Some Still Unclear on Definition of “Emergency”

LTB logo

"They are giving me a hard time!" said a caller to the 911 dispatcher in East Hartford, Connecticut, on Wednesday.  What outrage had They perpetrated this time? "I specifically asked for little turkey, and little ham, a lot of cheese and a lot of mayonnaise," he said, but the resulting sandwich was not to his liking.

"You're calling 911 because you don't like the way that they're making your sandwich?" the dispatcher asked. "Exactly," he confirmed. The caller claimed that the employees at the Grateful Deli were "playing games" with him, although it was not clear what game or games had been played. He said the employees were sisters, and that the sister who had made the sandwich had left, so it may have been the old make-the-sandwich-incorrectly-and-then-leave-and-have-your-sister-claim-ignorance game. "I just want to solve this the right way," the caller said, though it's not clear what "wrong way" he might have been contemplating.

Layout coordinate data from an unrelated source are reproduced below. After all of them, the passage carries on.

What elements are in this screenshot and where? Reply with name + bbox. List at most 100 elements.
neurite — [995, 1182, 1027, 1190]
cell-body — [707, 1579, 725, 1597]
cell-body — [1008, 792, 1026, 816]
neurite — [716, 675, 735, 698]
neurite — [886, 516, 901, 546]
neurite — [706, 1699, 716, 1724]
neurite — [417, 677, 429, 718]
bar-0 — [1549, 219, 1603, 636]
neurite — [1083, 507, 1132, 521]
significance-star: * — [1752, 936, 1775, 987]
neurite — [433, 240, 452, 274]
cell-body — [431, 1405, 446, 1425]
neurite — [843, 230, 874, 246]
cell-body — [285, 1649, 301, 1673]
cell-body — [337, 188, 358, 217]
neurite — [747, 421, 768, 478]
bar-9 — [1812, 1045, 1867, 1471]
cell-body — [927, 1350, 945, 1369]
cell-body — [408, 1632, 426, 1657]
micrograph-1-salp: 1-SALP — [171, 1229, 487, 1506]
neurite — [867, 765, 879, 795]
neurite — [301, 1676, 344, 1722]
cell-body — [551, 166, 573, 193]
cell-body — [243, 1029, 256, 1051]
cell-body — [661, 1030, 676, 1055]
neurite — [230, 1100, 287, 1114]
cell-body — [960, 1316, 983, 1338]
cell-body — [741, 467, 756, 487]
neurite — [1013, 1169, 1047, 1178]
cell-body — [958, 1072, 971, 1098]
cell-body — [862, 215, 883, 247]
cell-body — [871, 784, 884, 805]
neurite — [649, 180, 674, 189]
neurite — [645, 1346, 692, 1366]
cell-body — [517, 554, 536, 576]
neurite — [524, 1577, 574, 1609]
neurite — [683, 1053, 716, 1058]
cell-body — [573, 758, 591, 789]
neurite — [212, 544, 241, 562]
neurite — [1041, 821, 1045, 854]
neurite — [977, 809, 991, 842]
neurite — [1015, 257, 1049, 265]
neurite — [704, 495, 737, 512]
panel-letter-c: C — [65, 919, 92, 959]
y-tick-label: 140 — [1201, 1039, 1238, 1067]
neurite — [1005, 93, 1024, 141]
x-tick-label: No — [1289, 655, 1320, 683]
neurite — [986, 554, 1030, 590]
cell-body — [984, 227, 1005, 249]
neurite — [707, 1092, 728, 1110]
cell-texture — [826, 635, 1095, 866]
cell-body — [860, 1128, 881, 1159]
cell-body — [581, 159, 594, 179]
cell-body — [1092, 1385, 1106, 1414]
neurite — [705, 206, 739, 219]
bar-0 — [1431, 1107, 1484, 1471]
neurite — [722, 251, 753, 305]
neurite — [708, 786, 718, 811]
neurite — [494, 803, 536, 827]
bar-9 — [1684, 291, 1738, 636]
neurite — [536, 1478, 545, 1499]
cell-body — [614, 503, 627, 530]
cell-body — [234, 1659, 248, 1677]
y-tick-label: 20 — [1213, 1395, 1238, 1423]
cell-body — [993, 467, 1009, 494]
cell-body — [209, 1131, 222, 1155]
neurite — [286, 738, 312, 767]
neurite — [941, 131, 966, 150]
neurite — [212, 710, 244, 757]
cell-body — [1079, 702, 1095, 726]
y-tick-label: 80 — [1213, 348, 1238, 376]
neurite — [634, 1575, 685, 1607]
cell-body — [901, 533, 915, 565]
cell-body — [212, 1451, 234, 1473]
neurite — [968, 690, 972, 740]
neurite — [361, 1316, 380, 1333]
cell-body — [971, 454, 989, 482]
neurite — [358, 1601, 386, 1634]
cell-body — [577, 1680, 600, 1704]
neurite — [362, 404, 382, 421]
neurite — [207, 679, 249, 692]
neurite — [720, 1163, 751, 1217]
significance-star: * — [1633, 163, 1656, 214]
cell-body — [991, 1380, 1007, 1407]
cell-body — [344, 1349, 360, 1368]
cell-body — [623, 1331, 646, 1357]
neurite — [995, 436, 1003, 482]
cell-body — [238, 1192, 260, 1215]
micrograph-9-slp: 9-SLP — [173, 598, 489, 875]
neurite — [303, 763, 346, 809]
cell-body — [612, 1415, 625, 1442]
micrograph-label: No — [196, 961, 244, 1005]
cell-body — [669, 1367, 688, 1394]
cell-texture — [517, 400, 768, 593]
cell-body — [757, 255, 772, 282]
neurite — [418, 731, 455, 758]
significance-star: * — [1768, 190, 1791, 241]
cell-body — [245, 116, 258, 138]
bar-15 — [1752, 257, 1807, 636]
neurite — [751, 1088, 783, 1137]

"Just don't buy the sandwich," the dispatcher suggested.

The deli's owner said that the man had actually ordered 14 sandwiches, but then did not want to pay for them. She insisted that they had been made according to his request. He seems to have calmed down and reconsidered, because the report says he later called to apologize and say that he would continue to do business with them, which they were probably real pleased to hear.

Also outraged this week: a Florida man who repeatedly called 911 to report that a strip club had refused to admit his kitten. According to a press release from the Charlotte County Sheriff's Office, which apparently posts its press releases on Facebook along with your mugshot, a 47-year-old man was denied entry to a strip club in Port Charlotte because they would not let him in with a cat. (Yes, I thought of that joke. Not going there.) Instead of leaving, he sat down on the curb and called 911.

When deputies arrived, the man refused to leave and continued to call 911, despite the fact that deputies were standing next to him and telling him to stop calling 911. He insisted that the club owner had committed a crime, which may have been a confused reference to the idea that in some circumstances, an establishment cannot exclude service animals. That is true, generally speaking, and a kitten could conceivably qualify as a service animal (oh yes it could) depending on the disability involved and the other facts of the case. But a violation wouldn't be a crime, and based on the facts here, which, again, involved trying to take a kitten into a strip club, it wouldn't be a violation.

Trust me — I once refused to take an almost identical case for this very reason. It is a true fact.

Unsurprisingly, alcohol was involved in this case (though, surprisingly, not in the first one).  Man arrested, kitten unharmed. Dispatcher thoroughly irritated.